Street Fighter - Extreme Edition (1994/Universal Blu-ray)
Picture:
B Sound: B Extras: B- Film: C-
The first
question that should come to mind when thinking about the Street Fighter movie is, why?
There is no reason for it, at all.
The game that the film is based off of has no plot! As audiences have seen time and time again,
even when games have solidly established plots like that of the Resident Evil game series, Hollywood
still manages to mess it up; so you can only imagine how bad a film based on a
2-D fighter series would turn out. The
second question is, how did they get Raul Julia to be in it? Sure, Jean Claude
Van Dame was just sitting at home doing pushups when they called him to be in
the film, but the late, great Raul Julia?
I don’t get it.
The film
stars Jean Claude Van Damme, Raul Julia, Kylie Minogue, Byron Mann, and a large
cast of others who probably wish they had burned the script. To be fair the film is one of those flicks
that is so bad it is good; but it must be watched in the right setting with
plenty of others around to laugh with.
The film is ridiculous and ponderously awful. The 1994 Steven De Souza film has Colonel
Willia Guile (Van Damme) taking a team of fighters into the country of Shadaloo
to stop the evil tyrant General Bison (Raul Julia) who has taken some of
Guile’s men hostage. Bison is using one
soldier in particular, Charlie Blanka (Robert Mammone), in his genetic
experiments and quest toward world domination; turning Blanka into a green
monster. The team as well as a reporter
named Chun-Li on a mission of revenge (Bison killed her dad) set out on a race
against time to stop Bison before he kills the hostages; which he will do
unless he gets his ransom of 20 billion dollars. The film becomes more of a heinous mess with
each random string of action sequences that are supposed to collectively be a
film. Raul Julia does the best that he
can with the material he is give and for the most part turns lemons into
lemonade; though the film certainly leaves the viewer feeling sour. There are a plethora of atrocious fight
scenes that eventually morph into epically bad sci-fi moments toward the films
end. Unless you want to suffer 1hr and
42 minutes of mind numbing pain, jump, punch, and kick Street Fighter to the curb.
The
technical features put up a fight as they are better than the previous DVD
release, but overall still lose the Blu-ray battle. The picture is presented in an 2.35 X 1
Widescreen, 1080p High Definition that has a degree of gain throughout, as well
as a weak color presentation; though the flesh tones are quite consistent. The image is crisp, but could still use some
work. The audio presentation is an
English DTS HD Master Audio 5.1 that is fluid though lacks solid
directionality, nor doe sit use the full range of the surrounds.
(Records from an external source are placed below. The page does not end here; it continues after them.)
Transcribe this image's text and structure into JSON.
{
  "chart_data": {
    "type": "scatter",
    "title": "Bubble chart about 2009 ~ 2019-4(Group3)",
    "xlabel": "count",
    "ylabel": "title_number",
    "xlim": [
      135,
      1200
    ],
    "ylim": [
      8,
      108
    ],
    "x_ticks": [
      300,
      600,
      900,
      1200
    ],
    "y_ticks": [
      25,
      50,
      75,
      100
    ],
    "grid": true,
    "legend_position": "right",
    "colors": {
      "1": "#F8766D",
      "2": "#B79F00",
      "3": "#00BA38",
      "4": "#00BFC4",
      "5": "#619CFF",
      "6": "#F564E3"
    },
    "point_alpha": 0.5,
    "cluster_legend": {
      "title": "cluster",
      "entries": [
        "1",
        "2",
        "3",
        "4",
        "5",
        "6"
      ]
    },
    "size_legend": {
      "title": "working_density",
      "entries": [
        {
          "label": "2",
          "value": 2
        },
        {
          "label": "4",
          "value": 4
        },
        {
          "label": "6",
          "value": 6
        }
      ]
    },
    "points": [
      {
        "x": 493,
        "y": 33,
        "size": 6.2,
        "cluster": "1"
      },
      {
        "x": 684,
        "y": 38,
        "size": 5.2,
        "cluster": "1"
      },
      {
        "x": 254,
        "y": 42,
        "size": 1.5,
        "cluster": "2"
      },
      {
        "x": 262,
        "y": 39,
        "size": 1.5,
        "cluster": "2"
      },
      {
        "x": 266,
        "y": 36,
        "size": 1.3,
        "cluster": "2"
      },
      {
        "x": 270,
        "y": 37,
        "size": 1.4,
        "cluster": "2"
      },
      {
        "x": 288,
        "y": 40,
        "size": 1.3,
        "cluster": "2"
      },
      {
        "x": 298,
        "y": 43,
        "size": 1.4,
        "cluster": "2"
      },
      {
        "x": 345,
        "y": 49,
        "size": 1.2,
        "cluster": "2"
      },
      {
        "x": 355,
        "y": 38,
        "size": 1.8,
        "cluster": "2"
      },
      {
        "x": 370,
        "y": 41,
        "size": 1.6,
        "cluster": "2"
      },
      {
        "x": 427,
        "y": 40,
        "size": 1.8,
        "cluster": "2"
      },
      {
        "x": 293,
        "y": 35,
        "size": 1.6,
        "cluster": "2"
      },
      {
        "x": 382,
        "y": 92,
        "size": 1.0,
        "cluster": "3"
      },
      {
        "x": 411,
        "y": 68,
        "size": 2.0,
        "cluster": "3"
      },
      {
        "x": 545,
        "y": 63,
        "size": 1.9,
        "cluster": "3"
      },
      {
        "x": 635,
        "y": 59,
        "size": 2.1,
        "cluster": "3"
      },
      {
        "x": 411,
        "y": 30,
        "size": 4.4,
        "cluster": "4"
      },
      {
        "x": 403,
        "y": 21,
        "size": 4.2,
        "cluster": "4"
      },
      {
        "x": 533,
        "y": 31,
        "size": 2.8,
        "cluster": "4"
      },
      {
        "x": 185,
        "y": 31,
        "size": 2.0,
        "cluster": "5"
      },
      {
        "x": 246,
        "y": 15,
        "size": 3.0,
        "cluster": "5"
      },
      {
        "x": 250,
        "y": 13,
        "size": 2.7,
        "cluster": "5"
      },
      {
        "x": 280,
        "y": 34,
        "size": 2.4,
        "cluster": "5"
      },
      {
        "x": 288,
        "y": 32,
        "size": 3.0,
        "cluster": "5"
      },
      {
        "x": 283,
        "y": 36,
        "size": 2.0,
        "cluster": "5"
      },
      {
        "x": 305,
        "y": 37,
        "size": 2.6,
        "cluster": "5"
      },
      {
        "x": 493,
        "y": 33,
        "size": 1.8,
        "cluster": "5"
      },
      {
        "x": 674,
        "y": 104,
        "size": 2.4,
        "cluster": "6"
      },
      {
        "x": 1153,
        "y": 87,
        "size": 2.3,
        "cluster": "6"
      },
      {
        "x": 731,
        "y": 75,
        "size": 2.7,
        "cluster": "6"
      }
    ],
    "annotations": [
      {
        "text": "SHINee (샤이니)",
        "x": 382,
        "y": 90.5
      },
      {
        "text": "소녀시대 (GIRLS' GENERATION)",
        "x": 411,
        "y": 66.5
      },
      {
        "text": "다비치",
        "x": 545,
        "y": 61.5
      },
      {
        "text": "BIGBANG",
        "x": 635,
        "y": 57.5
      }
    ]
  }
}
The sound effects are almost as bad (and
certainly as laughable) as the film itself, the only thing missing is canned
laughter; so it is good we can hear all the badness so cleanly.
The
extras include The Making of Street Fighter featurette, Outtakes (seriously?),
Deleted Scenes, Storyboard Sequences, Video Game Sequences, Cyberwalk,
Archives, Feature Commentary with Director Steven De Souza. Whereas it is nice that a substantial amount
of extras are present on this Blu-ray, but at the same time it is a wash
because you are watching extras on a film that is down right bad.
What
makes the film so bad is how serious it takes itself. Every utterly ridiculous line that
Jean-Claude Van Damme seems as if he is attempting to deliver an Oscar worthy
performance; it is enough to make you tight-chested. As previously stated, the only shimmer of
light in this dark, horrid film is Raul Julia who knows what the film is and
has fun with it; even going over the top at times to create a caricature of the
video game persona he is portraying.
This is Street Fighter- Extreme
Edition Blu-ray; but the truth of the matter is that it has always been
extreme, extremely bad.
Have fun
with it and maybe there is hope; otherwise prepare for the worst.